There are, of course, important distinctions between requiring the production of documents and allowing depositions of Legislators to go forward. Legislators, like other deponents, are entitled to court protections against abusive discovery tactics. But Legislators should not, and until today did not, enjoy any blanket immunity from discovery, by virtue of their status as Legislators. See generally United States v. Nixon, 418 U.S. 683, 711, 94 S.Ct. 3090, 41 L.Ed.2d 1039 (1974) (weighing “the importance of the general privilege of confidentiality of Presidential communications in performance of the President's responsibilities against the inroads of such a privilege on the fair administration of criminal justice”). While no crime has been alleged here, constitutional requirements for redistricting must also be enforced. “Voting rights cases, although brought by private parties, seek to vindicate public rights.

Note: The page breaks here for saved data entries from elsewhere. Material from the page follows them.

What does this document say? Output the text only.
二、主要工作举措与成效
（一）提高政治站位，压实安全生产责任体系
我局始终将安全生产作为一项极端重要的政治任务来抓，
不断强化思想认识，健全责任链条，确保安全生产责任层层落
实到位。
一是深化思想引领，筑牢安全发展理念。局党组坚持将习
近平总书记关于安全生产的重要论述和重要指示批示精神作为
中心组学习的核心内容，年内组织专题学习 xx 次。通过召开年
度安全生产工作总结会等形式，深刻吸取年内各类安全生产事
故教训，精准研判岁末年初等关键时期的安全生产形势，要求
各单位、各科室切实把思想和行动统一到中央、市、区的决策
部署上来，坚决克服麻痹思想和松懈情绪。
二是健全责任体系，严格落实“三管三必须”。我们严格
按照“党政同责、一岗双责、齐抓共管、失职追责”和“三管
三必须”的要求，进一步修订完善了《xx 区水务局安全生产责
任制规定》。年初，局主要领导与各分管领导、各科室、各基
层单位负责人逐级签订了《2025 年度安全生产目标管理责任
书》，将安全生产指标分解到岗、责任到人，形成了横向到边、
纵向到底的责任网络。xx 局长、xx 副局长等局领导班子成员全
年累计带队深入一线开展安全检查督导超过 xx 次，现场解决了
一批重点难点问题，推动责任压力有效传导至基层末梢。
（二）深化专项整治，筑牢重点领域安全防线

In this respect, they are akin to criminal prosecutions.” Comm. for a Fair & Balanced Map v. Ill. State Bd. of Elections, 2011 WL 4837508, *7 (N.D.Ill. Oct.12, 2011). There are, to be sure, difficult issues concerning the scope of discovery in cases like these that require careful consideration and resolution.
To the extent that a common law legislative privilege exists in Florida, it persists only to the extent “not inconsistent with the Constitution.” § 2.01, Fla. Stat. (2012). See also Matthews v. McCain, 125 Fla. 840, 170 So. 323, 327 (1936) (“The Constitution and statutes of Florida must of course control, and take precedence over the common law when there are any inconsistencies between them.”).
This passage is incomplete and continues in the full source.